Não conheci bem Serge Cottet, nunca estive entre seus amigos – que não são poucos aqui no Brasil. Assisti suas aulas no curso de DEA de Paris 8, sessões clínicas no Hospital em Villejuif e creio que não perdi nenhuma de suas palestras aqui no Rio.
Durante a semana que transcorreu após sua morte, lemos homenagens que atestam de forma emocionante o lugar de Cottet no país da psicanálise.

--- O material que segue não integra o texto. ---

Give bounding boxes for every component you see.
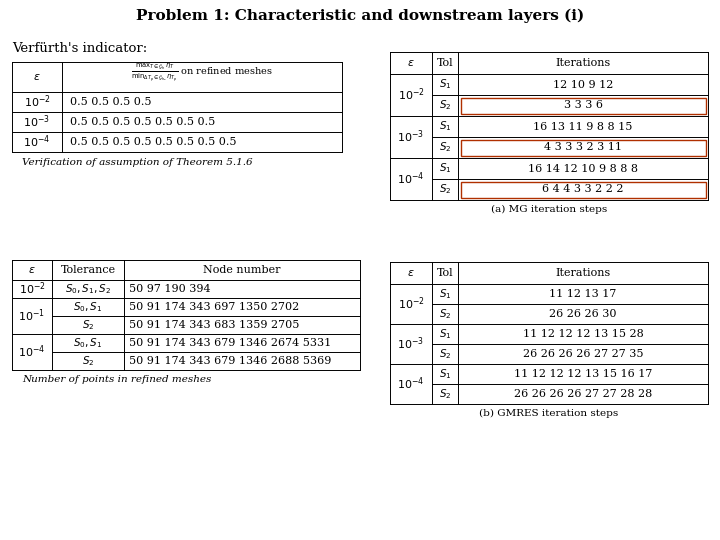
Text: $S_2$: $S_2$ xyxy=(438,140,451,154)
Text: $S_1$: $S_1$ xyxy=(438,119,451,133)
Text: $S_0, S_1$: $S_0, S_1$ xyxy=(73,300,103,314)
Text: $S_1$: $S_1$ xyxy=(438,161,451,176)
Text: $10^{-3}$: $10^{-3}$ xyxy=(397,129,425,145)
Text: 4 3 3 3 2 3 11: 4 3 3 3 2 3 11 xyxy=(544,143,622,152)
Text: $S_2$: $S_2$ xyxy=(438,307,451,321)
Text: $10^{-2}$: $10^{-2}$ xyxy=(397,296,425,312)
Text: 50 97 190 394: 50 97 190 394 xyxy=(129,284,211,294)
Text: Problem 1: Characteristic and downstream layers (i): Problem 1: Characteristic and downstream… xyxy=(136,9,584,23)
Text: $10^{-4}$: $10^{-4}$ xyxy=(397,376,425,392)
Text: $S_2$: $S_2$ xyxy=(438,99,451,112)
Text: $S_2$: $S_2$ xyxy=(82,354,94,368)
Text: $10^{-3}$: $10^{-3}$ xyxy=(24,114,50,130)
Text: 50 91 174 343 683 1359 2705: 50 91 174 343 683 1359 2705 xyxy=(129,320,300,330)
Text: 26 26 26 26 27 27 35: 26 26 26 26 27 27 35 xyxy=(523,349,643,359)
Text: $S_2$: $S_2$ xyxy=(438,387,451,401)
Text: $S_2$: $S_2$ xyxy=(438,347,451,361)
Text: $S_1$: $S_1$ xyxy=(438,367,451,381)
Text: $\frac{\mathrm{max}_{T\in\mathcal{G}_h}\,\eta_T}{\mathrm{min}_{\Delta T_p\in\mat: $\frac{\mathrm{max}_{T\in\mathcal{G}_h}\… xyxy=(131,62,273,84)
Text: 0.5 0.5 0.5 0.5 0.5 0.5 0.5: 0.5 0.5 0.5 0.5 0.5 0.5 0.5 xyxy=(70,117,215,127)
Text: 50 91 174 343 679 1346 2688 5369: 50 91 174 343 679 1346 2688 5369 xyxy=(129,356,331,366)
Text: $\epsilon$: $\epsilon$ xyxy=(33,72,41,82)
Text: $\epsilon$: $\epsilon$ xyxy=(408,58,415,68)
Text: 16 13 11 9 8 8 15: 16 13 11 9 8 8 15 xyxy=(534,122,633,132)
Bar xyxy=(461,181,706,198)
Text: 11 12 12 12 13 15 28: 11 12 12 12 13 15 28 xyxy=(523,329,644,339)
Text: $10^{-4}$: $10^{-4}$ xyxy=(23,134,50,150)
Text: $S_0, S_1$: $S_0, S_1$ xyxy=(73,336,103,350)
Text: $10^{-4}$: $10^{-4}$ xyxy=(397,171,425,187)
Text: $S_1$: $S_1$ xyxy=(438,327,451,341)
Text: $\epsilon$: $\epsilon$ xyxy=(408,268,415,278)
Text: $10^{-2}$: $10^{-2}$ xyxy=(19,281,45,298)
Text: (b) GMRES iteration steps: (b) GMRES iteration steps xyxy=(480,409,618,418)
Text: 26 26 26 30: 26 26 26 30 xyxy=(549,309,617,319)
Text: 3 3 3 6: 3 3 3 6 xyxy=(564,100,603,111)
Text: 50 91 174 343 679 1346 2674 5331: 50 91 174 343 679 1346 2674 5331 xyxy=(129,338,331,348)
Text: 6 4 4 3 3 2 2 2: 6 4 4 3 3 2 2 2 xyxy=(542,185,624,194)
Text: 11 12 12 12 13 15 16 17: 11 12 12 12 13 15 16 17 xyxy=(514,369,652,379)
Bar xyxy=(461,98,706,113)
Text: $10^{-3}$: $10^{-3}$ xyxy=(397,336,425,352)
Text: Iterations: Iterations xyxy=(555,58,611,68)
Text: $10^{-1}$: $10^{-1}$ xyxy=(19,308,45,325)
Text: (a) MG iteration steps: (a) MG iteration steps xyxy=(491,205,607,214)
Text: 16 14 12 10 9 8 8 8: 16 14 12 10 9 8 8 8 xyxy=(528,164,638,173)
Text: Number of points in refined meshes: Number of points in refined meshes xyxy=(22,375,212,384)
Text: Tol: Tol xyxy=(437,58,454,68)
Text: Verfürth's indicator:: Verfürth's indicator: xyxy=(12,42,148,55)
Text: $10^{-2}$: $10^{-2}$ xyxy=(397,87,425,103)
Text: $\epsilon$: $\epsilon$ xyxy=(28,265,36,275)
Text: $S_2$: $S_2$ xyxy=(438,183,451,197)
Text: 0.5 0.5 0.5 0.5 0.5 0.5 0.5 0.5: 0.5 0.5 0.5 0.5 0.5 0.5 0.5 0.5 xyxy=(70,137,236,147)
Text: 12 10 9 12: 12 10 9 12 xyxy=(553,79,613,90)
Text: $S_0, S_1, S_2$: $S_0, S_1, S_2$ xyxy=(65,282,111,296)
Bar xyxy=(461,139,706,156)
Text: $S_1$: $S_1$ xyxy=(438,287,451,301)
Text: 50 91 174 343 697 1350 2702: 50 91 174 343 697 1350 2702 xyxy=(129,302,300,312)
Text: Node number: Node number xyxy=(203,265,281,275)
Text: Iterations: Iterations xyxy=(555,268,611,278)
Text: Tolerance: Tolerance xyxy=(60,265,116,275)
Text: Tol: Tol xyxy=(437,268,454,278)
Text: Verification of assumption of Theorem 5.1.6: Verification of assumption of Theorem 5.… xyxy=(22,158,253,167)
Text: 26 26 26 26 27 27 28 28: 26 26 26 26 27 27 28 28 xyxy=(514,389,652,399)
Text: $10^{-4}$: $10^{-4}$ xyxy=(18,343,45,360)
Text: 0.5 0.5 0.5 0.5: 0.5 0.5 0.5 0.5 xyxy=(70,97,151,107)
Text: $S_2$: $S_2$ xyxy=(82,318,94,332)
Text: 11 12 13 17: 11 12 13 17 xyxy=(549,289,617,299)
Text: $S_1$: $S_1$ xyxy=(438,78,451,91)
Text: $10^{-2}$: $10^{-2}$ xyxy=(24,94,50,110)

Articulava como ninguém a prática lacaniana atual com o texto de Freud. Seu rigor epistemológico, sempre a serviço da clínica, é comparável à arte do bom cozinheiro que sabe cortar o animal na junta. Não dissecamos com facas, mas com conceitos, afirmou Lacan na célebre metáfora. Dessa forma, Serge Cottet estabeleceu “um pouco de ordem” na “miscelânea constituída pelos estados depressivos”, num texto de 1985 que é necessário ainda hoje. Sua escuta no cartel do passe em meados dos anos 1990 interrogou o lugar da interpretação nas análises concluídas, abrindo um tempo de trabalho a respeito. Seu enunciado “declínio da interpretação” despertou “uma comunidade adormecida nas certezas”. Sua precisão sobre temas clínicos como o despertar da puberdade, a neurose obsessiva feminina, entre outros, permanecerá como referência da epistemologia da clínica psicanalítica.
E que falta ele nos fará para dissecar os imbróglios que teremos que lidar adiante.